Employees’ Wages

Employees’ Wages Fell 1% a Year between 2008 and 2015

In a global ranking for pay growth put together by the Trade Union Congress (TUC), the UK came in 103rd place in the years following the financial crisis.

Once inflation was taken into account, average pay in the UK fell between 2008 and 2015, while wages rose in other parts of the world. The TUC said this was unlikely to improve anytime soon asEmployees’ Wages new information suggests a new slowdown in earnings growth.

 

UK left behind on wage growth

TUC’s analysis comes from figures from the International Labour Organisation. The highest real-terms wage growth was found to be in Tajikistan which saw average earnings increase by 14.4% a year between 2008 and 2015.

Ireland joined the UK on the list of 21 countries with wage drops over the seven years following the financial crisis. These findings don’t paint a picture for the rest of Europe, with neighbours Germany, France and Sweden all seeing wage growth.
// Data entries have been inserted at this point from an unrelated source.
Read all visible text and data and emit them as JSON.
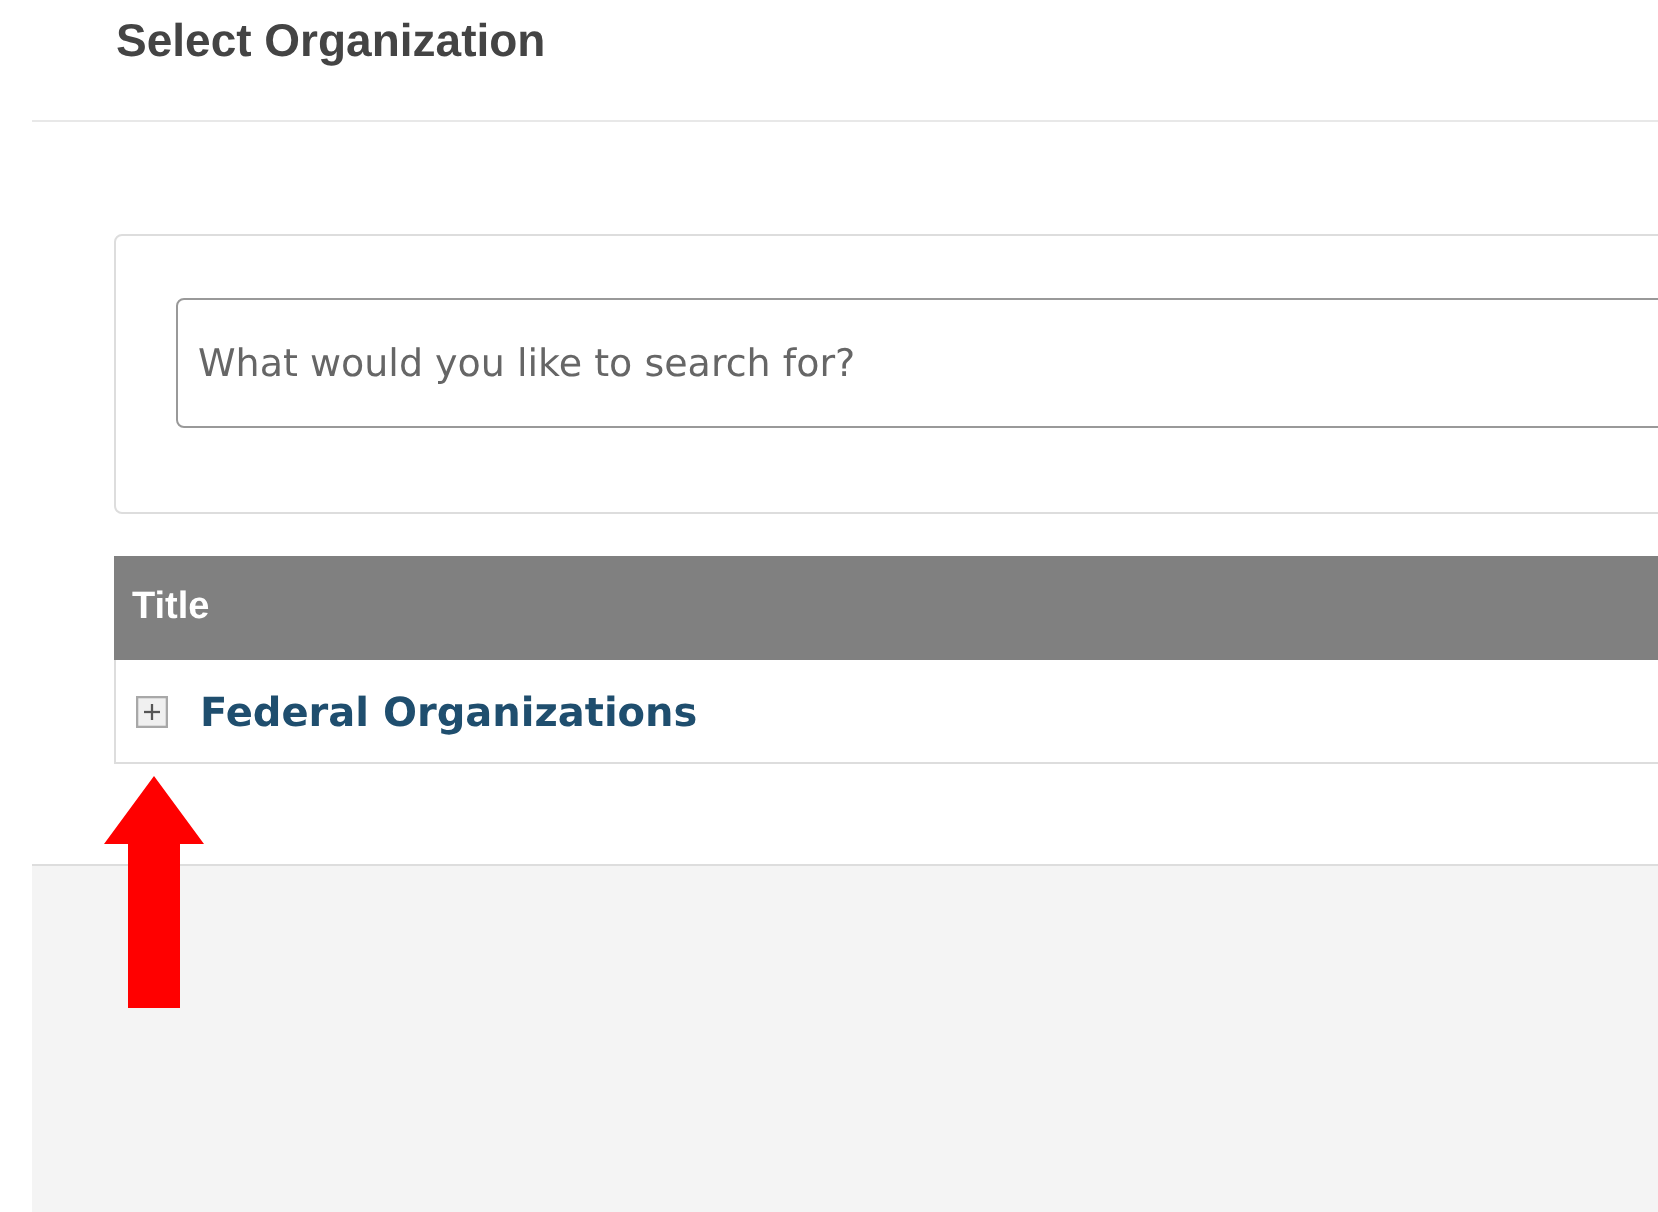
{
  "dialog": {
    "title": "Select Organization"
  },
  "search": {
    "placeholder": "What would you like to search for?"
  },
  "table": {
    "columns": [
      "Title"
    ],
    "rows": [
      {
        "title": "Federal Organizations",
        "expanded": false
      }
    ]
  },
  "annotation": {
    "kind": "arrow"
  }
}
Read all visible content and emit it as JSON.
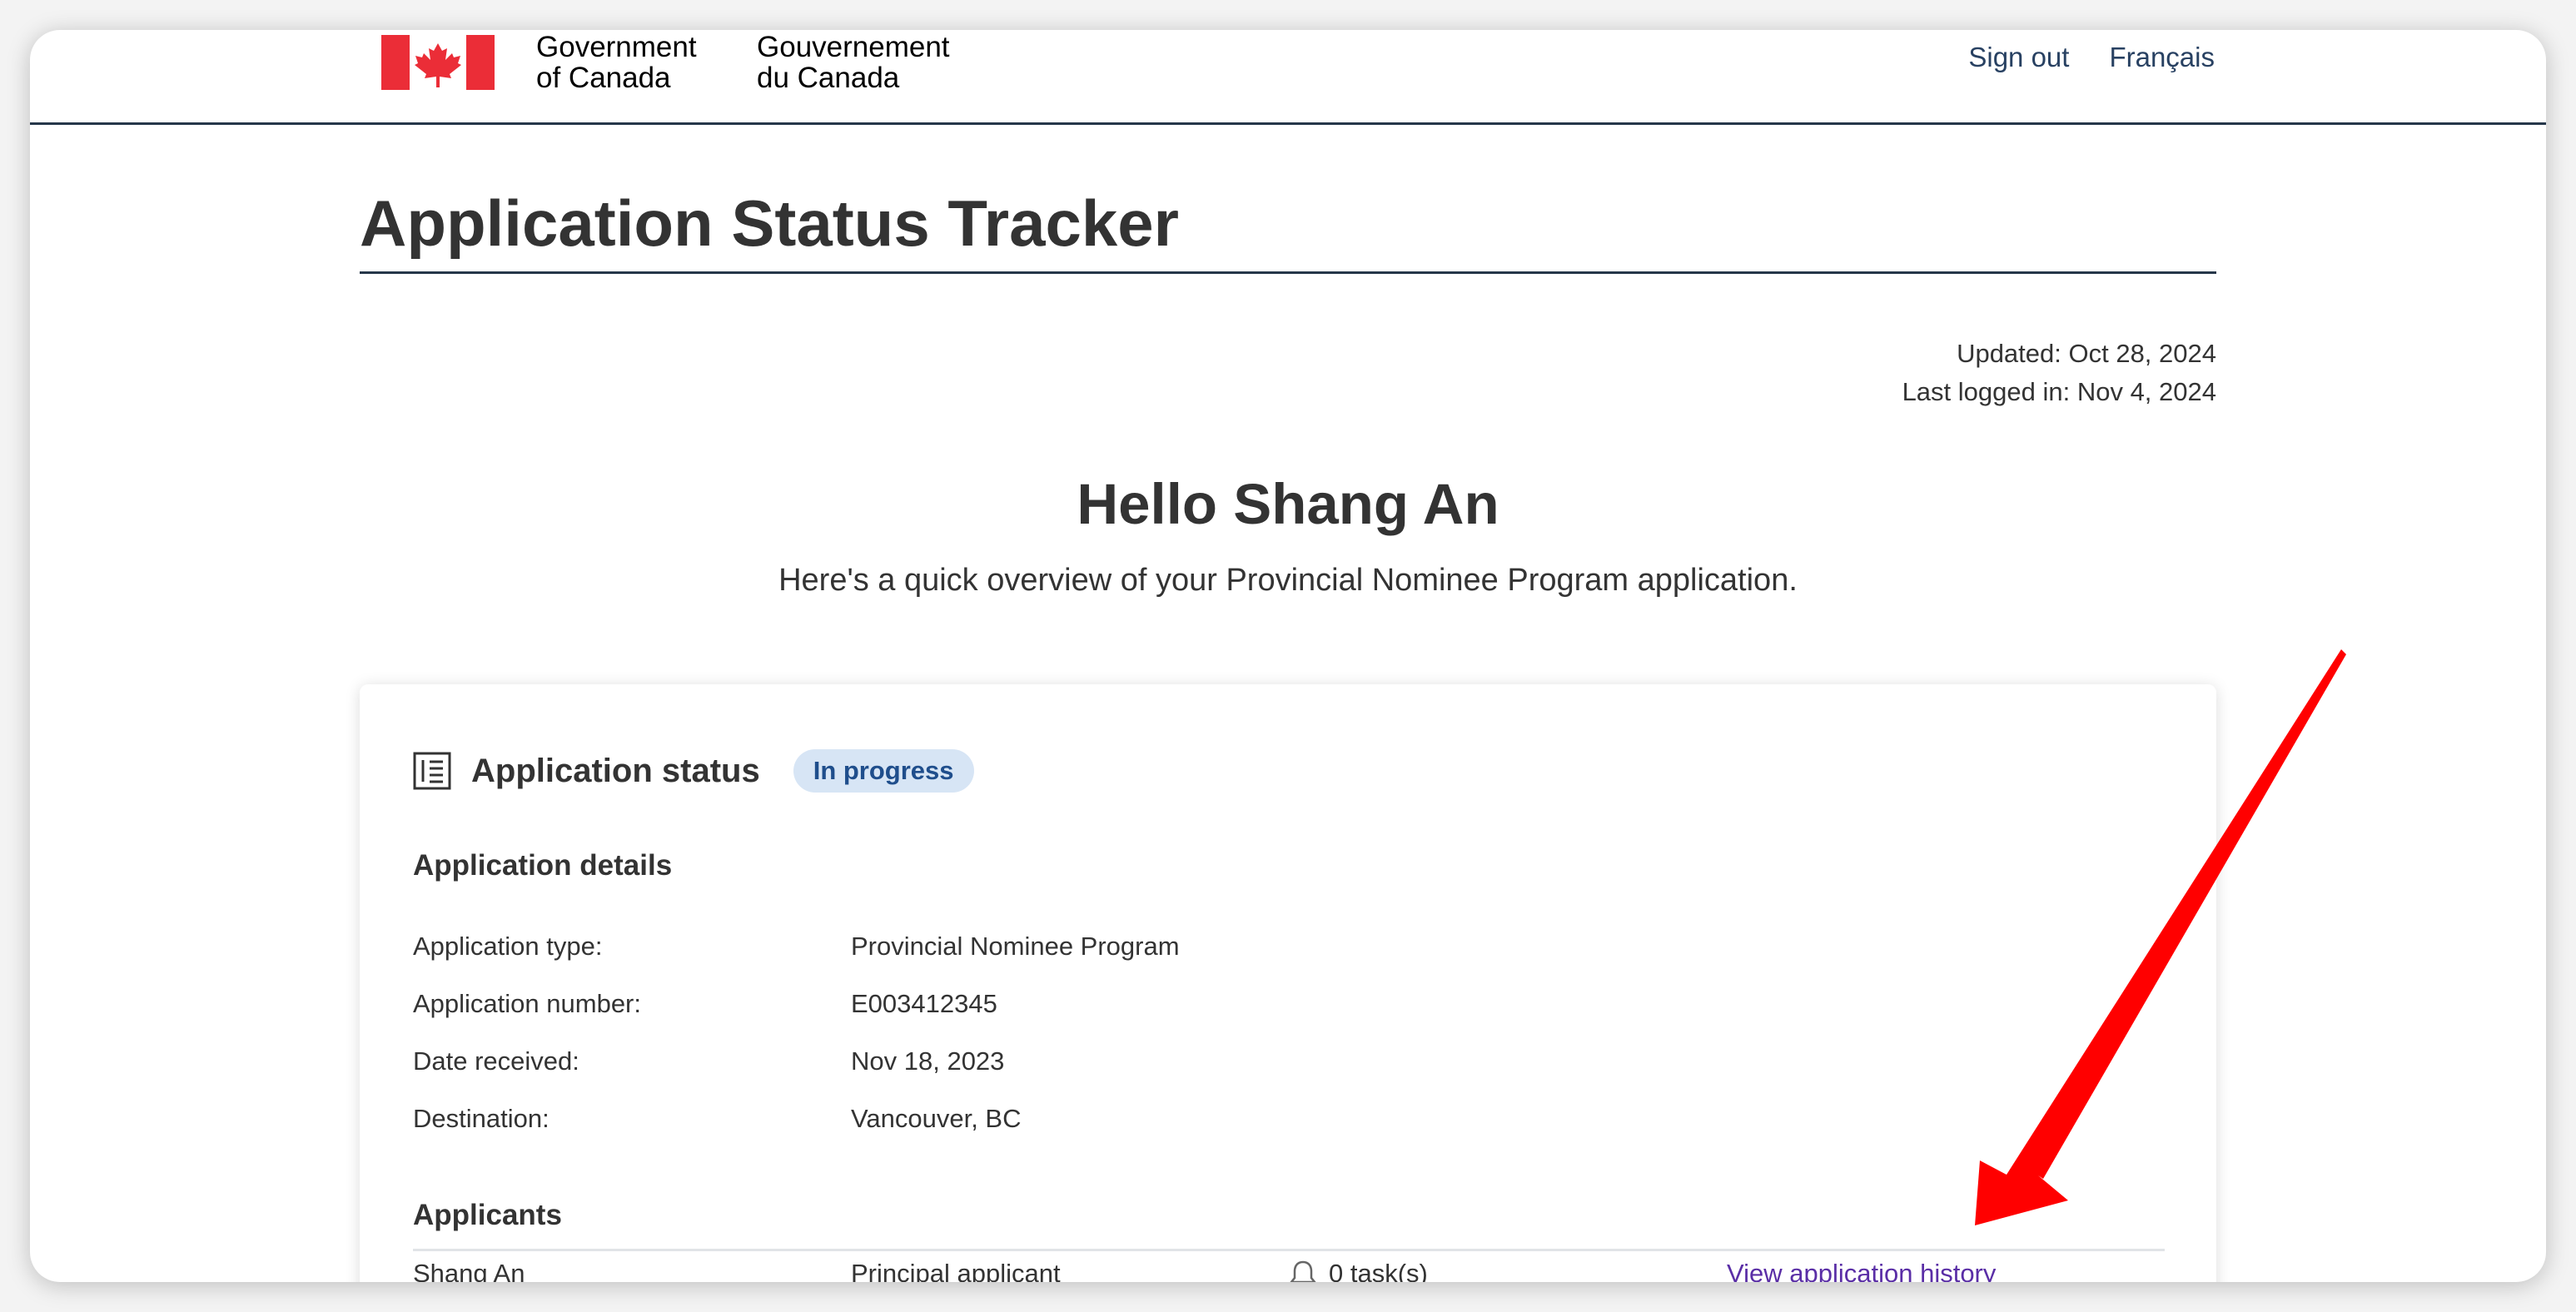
{
  "header": {
    "sig_en_line1": "Government",
    "sig_en_line2": "of Canada",
    "sig_fr_line1": "Gouvernement",
    "sig_fr_line2": "du Canada",
    "nav": {
      "sign_out": "Sign out",
      "language": "Français"
    },
    "flag_icon": "canada-flag-icon"
  },
  "page": {
    "title": "Application Status Tracker",
    "updated": "Updated: Oct 28, 2024",
    "last_logged": "Last logged in: Nov 4, 2024",
    "greeting": "Hello Shang An",
    "overview": "Here's a quick overview of your Provincial Nominee Program application."
  },
  "card": {
    "title": "Application status",
    "status_badge": "In progress",
    "status_icon": "list-document-icon",
    "details_heading": "Application details",
    "details": [
      {
        "label": "Application type:",
        "value": "Provincial Nominee Program"
      },
      {
        "label": "Application number:",
        "value": "E003412345"
      },
      {
        "label": "Date received:",
        "value": "Nov 18, 2023"
      },
      {
        "label": "Destination:",
        "value": "Vancouver, BC"
      }
    ],
    "applicants_heading": "Applicants",
    "applicants": [
      {
        "name": "Shang An",
        "role": "Principal applicant",
        "tasks": "0 task(s)",
        "link": "View application history"
      }
    ]
  },
  "colors": {
    "header_rule": "#26374a",
    "link": "#284162",
    "visited_link": "#5a2ea6",
    "badge_bg": "#d7e5f5",
    "badge_text": "#1f4e8c",
    "flag_red": "#eb2d37",
    "annotation_arrow": "#ff0000"
  }
}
General Secretary of the TUC, Frances O’Grady said: “UK workers suffered one of the worst pay squeezes in the world after the financial crash. And with food prices and household bills shooting up again, another living standards crisis is a real danger.”

She believes the government should do more to help families who are now worse off than before the financial crisis. “The chancellor should end the pay restrictions on nurses, teachers and other key workers that are making them thousands of pounds poorer.”

 

Government campaign to increase awareness

The government is launching a campaign to help increase awareness of the national living wage and minimum wage. It will encourage employees to check that they are being paid correctly. There has been a lot of confusion over pay and what deductions can be made by employers.

In a survey run by the government, finding showed that less than a third of employees were aware that they should be paid for travel time between appointments. Only 42% said that they knew workers should be paid for time spent on security checks. Argos and Sports Direct have come under fire for not paying staff during these checks, meaning that their workers were often being paid less than minimum wage.

Director General for customer compliance at HMRC said that: “Employers must pay their workers what they’re entitled to and follow the rules. We will act to ensure ripped-off workers receive their proper pay and hardworking businesses are not losing out to dodgy dealers who cheat their staff.”